Hacker News

A nice way to use traditional ML models today is to do feature extraction with a LLM and classification on top with trad ML model. Why? because this way you can tune your own decision boundary, and piggy back on features from a generic LLM to power the classifier.

For example CV triage, you use a LLM with a rubric to extract features, choosing the features you are going to rely on does a lot of work here. Then collect a few hundred examples, label them (accept/reject) and train your trad ML model on top, it will not have the LLM biases.

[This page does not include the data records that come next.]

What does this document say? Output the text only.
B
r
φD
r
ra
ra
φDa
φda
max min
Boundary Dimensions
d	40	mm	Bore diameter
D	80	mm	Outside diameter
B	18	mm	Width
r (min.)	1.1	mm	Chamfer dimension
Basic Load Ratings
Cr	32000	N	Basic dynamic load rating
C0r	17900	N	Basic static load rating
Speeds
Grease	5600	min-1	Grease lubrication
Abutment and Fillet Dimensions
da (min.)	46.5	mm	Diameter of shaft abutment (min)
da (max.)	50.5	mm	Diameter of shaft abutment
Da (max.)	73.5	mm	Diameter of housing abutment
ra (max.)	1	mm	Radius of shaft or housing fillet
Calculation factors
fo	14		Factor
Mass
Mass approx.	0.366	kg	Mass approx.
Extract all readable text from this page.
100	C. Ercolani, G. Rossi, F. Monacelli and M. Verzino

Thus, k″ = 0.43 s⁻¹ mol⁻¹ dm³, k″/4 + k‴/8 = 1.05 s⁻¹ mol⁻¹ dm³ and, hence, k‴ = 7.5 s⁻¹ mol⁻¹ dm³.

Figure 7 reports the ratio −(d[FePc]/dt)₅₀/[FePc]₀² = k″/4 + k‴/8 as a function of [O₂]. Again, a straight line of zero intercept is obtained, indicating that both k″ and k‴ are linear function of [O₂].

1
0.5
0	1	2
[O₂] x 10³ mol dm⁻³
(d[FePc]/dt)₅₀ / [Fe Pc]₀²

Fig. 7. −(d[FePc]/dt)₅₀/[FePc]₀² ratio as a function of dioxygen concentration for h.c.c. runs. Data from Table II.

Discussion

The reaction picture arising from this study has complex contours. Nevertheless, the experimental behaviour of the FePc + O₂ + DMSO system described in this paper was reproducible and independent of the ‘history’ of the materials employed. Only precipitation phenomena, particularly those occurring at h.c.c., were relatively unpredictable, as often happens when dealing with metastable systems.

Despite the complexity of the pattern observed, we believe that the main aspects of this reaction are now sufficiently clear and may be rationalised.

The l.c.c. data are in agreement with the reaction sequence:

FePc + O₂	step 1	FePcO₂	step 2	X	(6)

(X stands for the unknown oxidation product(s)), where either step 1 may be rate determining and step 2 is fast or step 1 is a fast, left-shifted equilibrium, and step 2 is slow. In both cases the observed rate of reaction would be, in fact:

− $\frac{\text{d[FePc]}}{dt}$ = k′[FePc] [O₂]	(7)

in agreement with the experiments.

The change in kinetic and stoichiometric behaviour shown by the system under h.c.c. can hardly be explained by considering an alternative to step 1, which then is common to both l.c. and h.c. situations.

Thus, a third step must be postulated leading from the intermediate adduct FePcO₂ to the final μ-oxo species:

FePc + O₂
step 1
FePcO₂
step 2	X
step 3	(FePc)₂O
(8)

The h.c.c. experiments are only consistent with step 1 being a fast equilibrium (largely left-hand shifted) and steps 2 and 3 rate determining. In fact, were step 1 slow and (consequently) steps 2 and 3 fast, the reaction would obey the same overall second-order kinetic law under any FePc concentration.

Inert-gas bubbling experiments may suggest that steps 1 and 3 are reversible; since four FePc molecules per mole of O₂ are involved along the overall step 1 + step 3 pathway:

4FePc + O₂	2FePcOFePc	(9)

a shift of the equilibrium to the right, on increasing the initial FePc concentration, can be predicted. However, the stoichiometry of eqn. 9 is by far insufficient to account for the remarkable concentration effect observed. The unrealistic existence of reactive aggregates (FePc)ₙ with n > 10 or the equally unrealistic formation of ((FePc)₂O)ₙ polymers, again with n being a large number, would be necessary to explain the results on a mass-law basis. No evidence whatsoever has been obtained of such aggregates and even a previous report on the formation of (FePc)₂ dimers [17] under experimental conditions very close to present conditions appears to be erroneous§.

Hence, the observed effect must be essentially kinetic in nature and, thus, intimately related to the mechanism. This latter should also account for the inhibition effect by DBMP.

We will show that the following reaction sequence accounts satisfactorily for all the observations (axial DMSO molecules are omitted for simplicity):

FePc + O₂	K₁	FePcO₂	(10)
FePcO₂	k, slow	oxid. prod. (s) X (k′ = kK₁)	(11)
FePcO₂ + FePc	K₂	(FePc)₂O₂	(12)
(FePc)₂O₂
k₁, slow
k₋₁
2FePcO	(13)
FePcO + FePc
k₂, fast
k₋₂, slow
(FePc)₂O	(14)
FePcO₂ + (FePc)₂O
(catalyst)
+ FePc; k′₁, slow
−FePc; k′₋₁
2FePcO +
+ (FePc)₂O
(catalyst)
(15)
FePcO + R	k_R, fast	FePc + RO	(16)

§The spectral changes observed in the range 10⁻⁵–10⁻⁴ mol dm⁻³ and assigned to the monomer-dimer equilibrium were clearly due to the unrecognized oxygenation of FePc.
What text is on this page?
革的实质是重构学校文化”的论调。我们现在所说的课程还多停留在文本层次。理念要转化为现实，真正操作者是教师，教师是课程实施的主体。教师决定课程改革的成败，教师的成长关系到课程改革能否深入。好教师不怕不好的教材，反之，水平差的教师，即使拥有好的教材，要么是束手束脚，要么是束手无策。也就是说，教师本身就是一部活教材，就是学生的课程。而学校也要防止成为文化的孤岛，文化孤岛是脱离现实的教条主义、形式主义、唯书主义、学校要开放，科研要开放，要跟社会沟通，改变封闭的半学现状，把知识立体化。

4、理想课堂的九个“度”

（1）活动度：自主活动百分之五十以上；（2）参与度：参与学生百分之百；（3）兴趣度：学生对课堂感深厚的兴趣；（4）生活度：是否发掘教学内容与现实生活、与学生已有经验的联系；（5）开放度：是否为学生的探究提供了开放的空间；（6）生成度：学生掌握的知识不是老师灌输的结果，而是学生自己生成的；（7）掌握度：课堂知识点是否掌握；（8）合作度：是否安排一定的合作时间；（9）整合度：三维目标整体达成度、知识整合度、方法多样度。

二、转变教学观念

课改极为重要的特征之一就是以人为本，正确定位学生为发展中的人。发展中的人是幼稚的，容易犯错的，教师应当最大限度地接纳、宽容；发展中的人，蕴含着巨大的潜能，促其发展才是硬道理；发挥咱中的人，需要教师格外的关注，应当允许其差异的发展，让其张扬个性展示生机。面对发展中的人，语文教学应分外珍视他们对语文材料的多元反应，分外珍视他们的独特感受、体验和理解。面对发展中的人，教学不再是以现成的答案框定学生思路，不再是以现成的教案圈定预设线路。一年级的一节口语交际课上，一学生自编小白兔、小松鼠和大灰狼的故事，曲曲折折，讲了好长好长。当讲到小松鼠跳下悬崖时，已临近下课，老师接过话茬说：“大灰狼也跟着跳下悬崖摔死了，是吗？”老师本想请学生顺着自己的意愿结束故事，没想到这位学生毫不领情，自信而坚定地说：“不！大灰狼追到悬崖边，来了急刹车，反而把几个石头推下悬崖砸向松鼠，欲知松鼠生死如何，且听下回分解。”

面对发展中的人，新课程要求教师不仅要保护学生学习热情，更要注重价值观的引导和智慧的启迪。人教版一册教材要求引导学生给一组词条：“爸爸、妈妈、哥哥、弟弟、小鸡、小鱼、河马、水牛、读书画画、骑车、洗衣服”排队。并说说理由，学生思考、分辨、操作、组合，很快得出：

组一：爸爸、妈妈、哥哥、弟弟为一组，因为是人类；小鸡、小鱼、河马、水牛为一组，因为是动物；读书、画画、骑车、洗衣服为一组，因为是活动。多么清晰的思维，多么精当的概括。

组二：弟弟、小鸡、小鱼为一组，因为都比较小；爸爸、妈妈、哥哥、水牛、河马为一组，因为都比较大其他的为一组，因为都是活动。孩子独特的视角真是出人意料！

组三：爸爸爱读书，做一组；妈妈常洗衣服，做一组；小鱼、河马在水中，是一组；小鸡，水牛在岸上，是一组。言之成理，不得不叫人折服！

You can probably use any LLM for feature preparation, and retrain the small model in seconds as new data is added. A coding agent can write its own small-model-as-a-tool on the fly and use it in the same session.

benrutter 2 days ago [ - ]

What do you mean by "feature extraction with an LLM?". I can get this for text based data, but would you do that on numeric data? Seems like there are better tools you could use for auto-ML in that sphere?

Unless by LLM feature extraction you mean something like "have claude code write some preprocessing pipeline"?

visarga a day ago [ - ]

It's for unstructured inputs, text and images, where you need to extract specific features such as education level, experience with various technologies and tasks. The trick is to choose those features that actually matter for your company, and build a classifier on top so the decision is also calibrated by your own triage policy with a small training/test set. It works with few examples because it just needs a small classifier with few parameters to learn.

mirsadm 2 days ago [ - ]

Isn't the whole point for it to learn what features to extract?